«Non ne possiamo più della cultura della “sfiga”. Basta. È indegna di noi. Della nostra intelligenza. Della nostra storia. La natura non è buona o cattiva: se ne infischia di noi. Inutile chiamarla in causa. Cosa saremmo se nei millenni non avessimo imparato a coprirci, scaldarci, arginare i fiumi? I terremoti ci sono sempre stati e sempre ci saranno. Ed è stupido fingere che non sia così. Bisogna imparare da Umberto Veronesi». Così Renzo Piano, l’architetto di fama mondiale e senatore a vita, in un’intervista rilasciata al Corriere della Sera. Piano, impegnato nel progetto Casa Italia, tira in ballo Veronesi che, spiega, «ebbe il coraggio di essere chiaro. Disse a tutte le donne: avete dei bellissimi seni ma quei seni sono anche una vostra fragilità. Le donne lo hanno ascoltato. E un po’ alla volta la guerra contro il tumore al seno ha dato risultati eccezionali. Occorre essere onesti anche sui terremoti. Non con i terremotati: purtroppo sono stati già segnati. Ma con i “terremotabili”: milioni di persone devono essere consapevoli di vivere in un Paese meraviglioso ma fragile. E non posso accettare che si tocchino…».

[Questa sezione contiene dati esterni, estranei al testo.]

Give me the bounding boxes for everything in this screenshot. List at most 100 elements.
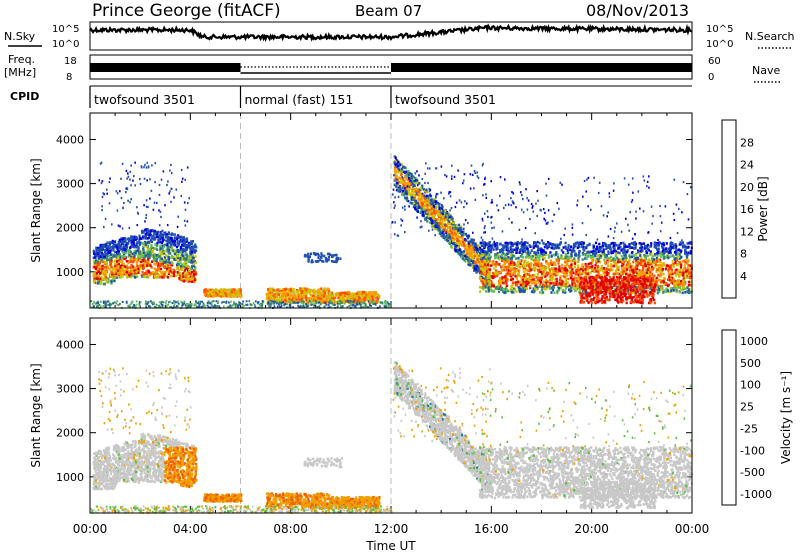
heatmap-cell [669, 245, 672, 248]
heatmap-cell [120, 196, 123, 200]
heatmap-cell [180, 194, 183, 198]
heatmap-cell [130, 273, 133, 276]
heatmap-cell [369, 295, 372, 298]
heatmap-cell [109, 260, 112, 264]
heatmap-cell [277, 293, 280, 297]
heatmap-cell [153, 302, 156, 305]
heatmap-cell [146, 229, 149, 233]
heatmap-cell [149, 253, 152, 257]
heatmap-cell [150, 245, 153, 249]
heatmap-cell [445, 224, 448, 228]
heatmap-cell [444, 173, 446, 177]
heatmap-cell [275, 291, 278, 294]
heatmap-cell [376, 296, 379, 299]
heatmap-cell [421, 214, 424, 217]
heatmap-cell [578, 277, 581, 280]
heatmap-cell [211, 291, 214, 295]
heatmap-cell [327, 291, 330, 294]
heatmap-cell [446, 236, 450, 239]
heatmap-cell [450, 231, 453, 235]
heatmap-cell [386, 305, 388, 308]
heatmap-cell [301, 287, 304, 291]
heatmap-cell [94, 281, 97, 284]
heatmap-cell [467, 259, 470, 262]
heatmap-cell [180, 263, 183, 266]
heatmap-cell [488, 262, 491, 265]
heatmap-cell [329, 295, 332, 298]
heatmap-cell [92, 256, 95, 259]
heatmap-cell [419, 211, 422, 214]
heatmap-cell [124, 251, 127, 255]
heatmap-cell [394, 204, 396, 207]
heatmap-cell [112, 241, 115, 245]
heatmap-cell [451, 216, 453, 219]
heatmap-cell [476, 171, 478, 174]
heatmap-cell [562, 257, 565, 261]
heatmap-cell [184, 265, 187, 269]
heatmap-cell [171, 262, 174, 265]
heatmap-cell [423, 200, 426, 203]
heatmap-cell [232, 293, 235, 297]
heatmap-cell [441, 228, 444, 232]
heatmap-cell [283, 303, 285, 306]
heatmap-cell [449, 223, 452, 226]
heatmap-cell [222, 294, 225, 297]
heatmap-cell [173, 305, 175, 308]
heatmap-cell [154, 305, 156, 308]
heatmap-cell [428, 221, 432, 224]
heatmap-cell [439, 225, 442, 229]
heatmap-cell [217, 301, 220, 303]
heatmap-cell [320, 287, 323, 291]
heatmap-cell [142, 249, 145, 252]
heatmap-cell [418, 182, 421, 185]
heatmap-cell [528, 262, 531, 266]
heatmap-cell [468, 254, 472, 258]
heatmap-cell [320, 255, 323, 259]
heatmap-cell [108, 302, 111, 305]
heatmap-cell [324, 289, 327, 292]
heatmap-cell [325, 258, 328, 262]
heatmap-cell [444, 215, 447, 218]
heatmap-cell [392, 193, 394, 196]
heatmap-cell [146, 251, 149, 255]
heatmap-cell [113, 254, 116, 258]
heatmap-cell [146, 228, 149, 231]
heatmap-cell [151, 164, 153, 167]
heatmap-cell [150, 260, 154, 263]
heatmap-cell [408, 185, 410, 188]
heatmap-cell [616, 281, 619, 285]
heatmap-cell [182, 275, 185, 278]
heatmap-cell [169, 236, 172, 240]
heatmap-cell [425, 201, 428, 205]
heatmap-cell [119, 190, 121, 193]
heatmap-cell [202, 302, 205, 305]
heatmap-cell [166, 224, 169, 227]
heatmap-cell [674, 247, 678, 250]
heatmap-cell [137, 249, 140, 252]
heatmap-cell [430, 221, 433, 225]
heatmap-cell [176, 237, 179, 241]
heatmap-cell [114, 243, 117, 247]
heatmap-cell [340, 297, 343, 301]
heatmap-cell [160, 215, 162, 219]
heatmap-cell [431, 228, 434, 231]
heatmap-cell [446, 211, 449, 215]
heatmap-cell [273, 305, 276, 308]
heatmap-cell [453, 234, 456, 237]
heatmap-cell [455, 231, 458, 234]
heatmap-cell [447, 241, 450, 244]
heatmap-cell [301, 305, 303, 308]
heatmap-cell [465, 244, 468, 247]
heatmap-cell [233, 288, 236, 291]
heatmap-cell [220, 291, 223, 294]
heatmap-cell [300, 289, 303, 293]
heatmap-cell [114, 270, 117, 273]
heatmap-cell [203, 290, 206, 294]
heatmap-cell [443, 197, 445, 200]
heatmap-cell [298, 299, 301, 302]
heatmap-cell [281, 297, 284, 301]
heatmap-cell [109, 306, 111, 309]
heatmap-cell [178, 236, 181, 239]
heatmap-cell [404, 205, 406, 208]
heatmap-cell [100, 161, 103, 164]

E tornando alla cosiddetta “cultura della sfiga“, ovvero quella per cui si tende a pensare cose tipo “è la natura che possiamo farci“, Renzo Piano sostiene come sia «una disgrazia, quella cultura. C’è bisogno di verità e questa verità deve entrare nella testa della gente. Che deve accettare la realtà come in Giappone. Lì se tu chiedi a un bambino cosa deve fare lui lo sa. Perché sono decenni che glielo spiegano a scuola. Decenni. Questo progetto per un terzo è scientifico, per un terzo è sociale e per un terzo culturale. Ci sono persone che non fanno gli esami per paura di sapere che sono malate. Non vanno terrorizzate ma spinte a conoscere la propria casa, santo cielo, sì. Molti preferirebbero comunque non sapere. Per la paura di scoprire, attraverso la diagnostica, che la loro abitazione è a rischio. Per non dire dei timori per un tracollo del suo valore immobiliare».
«E’ necessaria una rivoluzione culturale – precisa l’architetto – Questa operazione diagnostica deve essere accompagnata da un progetto con il quale il governo in qualche maniera ti aiuta, come ti aiuta per gli aspetti energetici. Ci sarà gente che rifiuterà lo stesso di affrontare il tema: “ormai siamo anziani…”. I figli, magari fra 25 anni, no. Il cantiere fisico deve intrecciarsi col cantiere culturale. Senza cantieri reali, veri, concreti, le nostre sarebbero chiacchiere. Stiamo individuando comuni-tipo e dentro questi comuni una decina di edifici-tipo (la casa di cemento, quella di muratura mista, quella sciagurata coi ciottoli di fiume fatti apposta per rotolare e magari appesantita da un enorme tetto di cemento…) per fare dei prototipi che possano poi servire da modello a tutti. Perché cominciamo dalle case? La casa è il luogo delle certezze. Del rientro serale. Della famiglia. Della intimità. Non può essere un luogo insicuro. Partiremo, ovvio, dalla diagnostica».

«Non esiste la sicurezza totale contro i terremoti come non esiste contro il cancro. Se affronti il problema, se ti curi, se fai quanto la scienza ti offre, però, sei meno esposto. Va da sé che parallelamente dovrà passare l’idea che chi abita una casa non può occuparsi solo delle mattonelle a fiori ma deve porsi anche il problema della sicurezza. Poi, chiaro, è centrale la scuola. Serviranno decenni. È bene che gli scolari ci mettano la testa subito. Anche perché non è solo una questione di sicurezza. Nel momento in cui ci metti mano, questi edifici devono pure diventare più belli. Più funzionali. Più ecologici. Più luminosi. Questo è il Paese che ha inventato la bellezza! Non possiamo pensare a interventi utilissimi ma che producano Frankenstein edilizi. Al patrimonio costruito indecentemente nel Dopoguerra dovremmo dare un po’ di decoro…».